Des mesures de prévention et de régulation ont été introduites à l'article 48 de la loi de financement de la sécurité sociale pour 2020. Elles imposent aux industriels de constituer un stock de sécurité de quatre mois, ainsi qu'une obligation d'importation en cas de rupture de stock de médicaments d'intérêt thérapeutique majeur ou de vaccin.

Les sanctions vis-à-vis des industriels sont renforcées en cas de manquement. Pour simplifier le parcours du patient, nous avons facilité le remplacement des médicaments par les pharmaciens d'officine.

Par ailleurs, le Premier ministre a confié à M. Jacques Biotune la mission d'analyser les causes profondes de cette situation.

Mme Brigitte Micouleau.  - Je doute que votre réponse satisfasse les patients, notamment ceux atteints d'une tumeur à la vessie. Les informations de l'ANSM sont effrayantes. La rupture de stock est effective depuis le 2 décembre 2019, malgré la distribution de médicaments par deux et non plus par six, et ne serait réglée que fin février. Il est urgent d'agir.

Augmentation du prix des médicaments

Mme Catherine Procaccia .  - J'avais déjà interrogé le Gouvernement sur le nouveau système des honoraires de dispensation des pharmaciens. Depuis janvier 2019, ils reçoivent une somme de 50 centimes par ordonnance, augmentée de 2 euros pour des médicaments spécifiques et de 50 centimes selon l'âge du malade. Le système est complexe, vous en conviendrez.

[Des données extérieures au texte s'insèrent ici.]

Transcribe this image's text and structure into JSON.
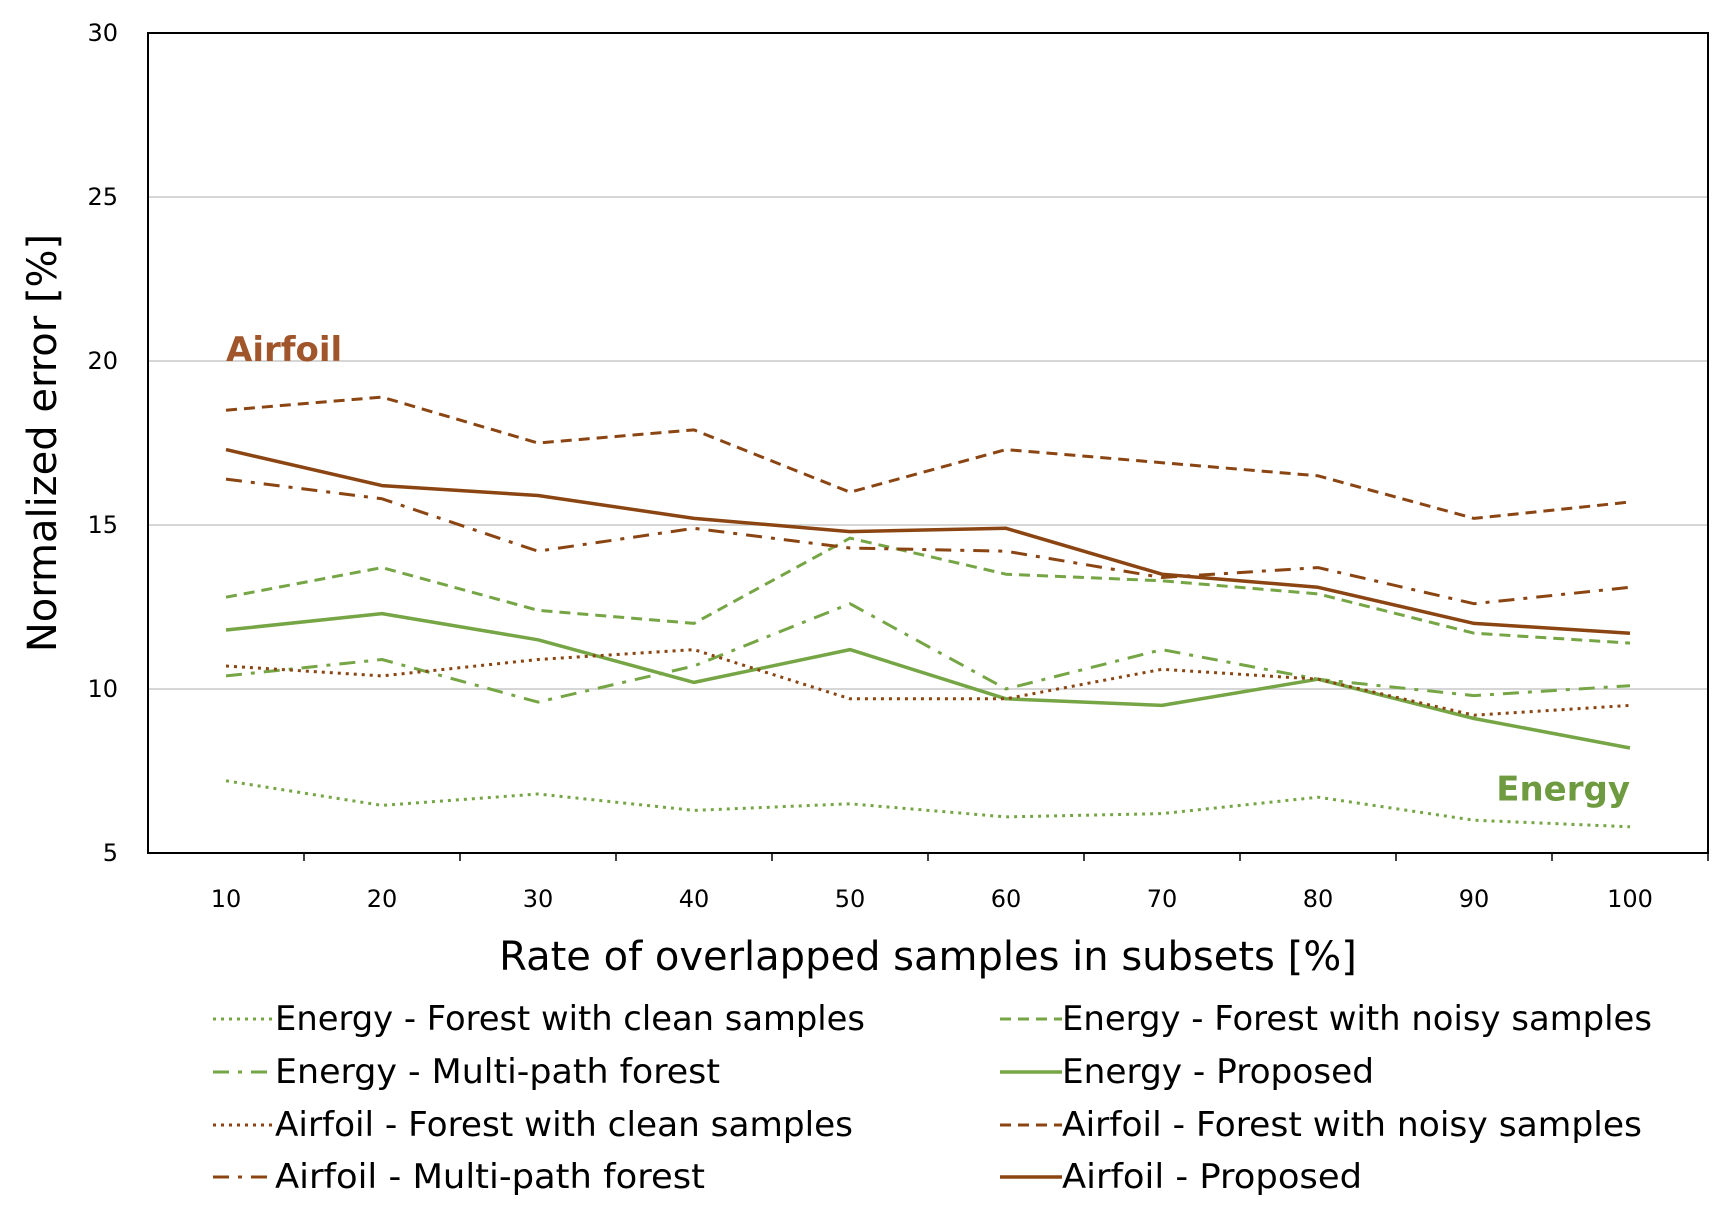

Un problème se pose pour les patients dont les complémentaires ne prennent pas en charge les médicaments remboursés à 15 % ou 30 % : ils devront payer les 33 % d'honoraires de dispensation. Comme la prise en charge par la mutuelle ne sera déclenchée qu'en cas de demande de remboursement à la sécurité sociale, certains patients auront peut-être intérêt à payer intégralement le médicament afin d'éviter l'honoraire du pharmacien, sans compter que les sur-honoraires pour les médicaments prescrits aux enfants et aux personnes âgées comme pour les anxiolytiques et associés ont augmenté.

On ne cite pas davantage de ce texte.